Per contra, A.G.A for the State submitted that the said GD entry, copy of which has been annexed to the supplementary affidavit, there is no mention of any cheque number only general information has been given that the cheque book has been lost. Whether the cheque in question was the same cheque which was lost by the applicant cannot be deciphered from the aforesaid intimation given by the applicant to the police.

However, from the allegations made in the complaint, a prima facie case has been made out against the applicant as the signatures on the cheque are not disputed by the applicant, therefore, a presumption under Section 139 of the N.I Act shall be drawn against the applicant, therefore, merely on such averments made by counsel for the applicant, the proceedings cannot be quashed. It is for the applicant to establish that the said cheque in question was actually lost and was not issued by the applicant in discharge of any liability on his part, which can be done by the applicant before the trial court by leading cogent evidence.

Therefore, A.G.A submitted that no interference is called for in the matter while exercising jurisdiction under Section 482 Cr.P.C.

The Court observed that,

From the records of the case, it is apparent that it has been alleged in the complaint that in the month of April to June, 2021, the opposite party no 2 has advanced a sum of Rs 4,40,000/- to the applicant and when the opposite party no 2 asked for repayment of the same, the cheque in question of Rs 3,93,000/- dated 01.11.2022 was issued by the applicant. The said cheque was presented for encashment which was dishonored on 04.11.2022 with a remark “payment stopped by the drawer”. Thereupon, a legal demand notice was issued on 02.12.2022 which was not complied with by the applicant, therefore, the instant complaint case was filed by the opposite party no 2 on 23.12.2022. As per the allegations made in the complaint, a prima facie case has been made out against the applicant and the trial court has rightly summoned the applicant by order dated 07.02.2023. The Court does not find any illegality in the summoning order.

However, the contention of the counsel for the applicant that the cheque in question was lost by the applicant, is a question of fact which can be determined by the trial court on the basis of evidence led by applicant, the court said.

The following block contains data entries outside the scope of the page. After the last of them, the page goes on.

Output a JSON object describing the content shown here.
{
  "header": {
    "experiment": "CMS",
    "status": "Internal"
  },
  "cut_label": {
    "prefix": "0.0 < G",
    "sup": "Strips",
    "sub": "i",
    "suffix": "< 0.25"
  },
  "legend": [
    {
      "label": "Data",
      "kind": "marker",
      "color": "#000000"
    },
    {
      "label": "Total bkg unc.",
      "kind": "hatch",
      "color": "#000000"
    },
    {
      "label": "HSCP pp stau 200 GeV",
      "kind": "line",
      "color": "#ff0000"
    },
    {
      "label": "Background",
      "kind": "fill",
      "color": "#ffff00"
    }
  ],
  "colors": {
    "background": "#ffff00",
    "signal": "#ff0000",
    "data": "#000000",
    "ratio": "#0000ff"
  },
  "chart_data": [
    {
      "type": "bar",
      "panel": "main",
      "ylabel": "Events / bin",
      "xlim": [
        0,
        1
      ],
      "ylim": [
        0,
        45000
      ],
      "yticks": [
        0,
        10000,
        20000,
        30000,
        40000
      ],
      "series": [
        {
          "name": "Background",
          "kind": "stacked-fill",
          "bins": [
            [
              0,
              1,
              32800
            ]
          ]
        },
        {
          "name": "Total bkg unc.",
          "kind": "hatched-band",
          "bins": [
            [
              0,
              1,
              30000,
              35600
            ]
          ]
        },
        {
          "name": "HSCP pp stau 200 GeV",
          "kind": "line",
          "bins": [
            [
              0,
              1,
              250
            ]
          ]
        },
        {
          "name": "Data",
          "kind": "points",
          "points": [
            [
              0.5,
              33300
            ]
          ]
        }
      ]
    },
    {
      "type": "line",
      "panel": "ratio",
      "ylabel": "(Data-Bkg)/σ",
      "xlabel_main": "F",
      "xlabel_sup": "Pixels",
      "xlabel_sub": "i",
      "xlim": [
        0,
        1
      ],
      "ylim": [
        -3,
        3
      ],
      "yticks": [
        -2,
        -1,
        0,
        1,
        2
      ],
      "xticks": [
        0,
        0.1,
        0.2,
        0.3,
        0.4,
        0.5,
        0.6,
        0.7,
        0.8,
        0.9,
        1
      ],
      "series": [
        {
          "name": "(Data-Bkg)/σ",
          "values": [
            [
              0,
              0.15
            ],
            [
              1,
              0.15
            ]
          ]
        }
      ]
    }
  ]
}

“The intimation dated 06.08.2022 does not refer to any specific cheque number which has been lost by the applicant, only it has been narrated that the cheque book belonging to the account has been lost by the applicant. Therefore, it cannot be deciphered from the said intimation to the police whether the impugned cheque was actually the lost cheque or the cheque in question was issued by the applicant in discharge of his liability. Therefore, the Court does not find any good reason to entertain the application,” the Court further observed while dismissing the application.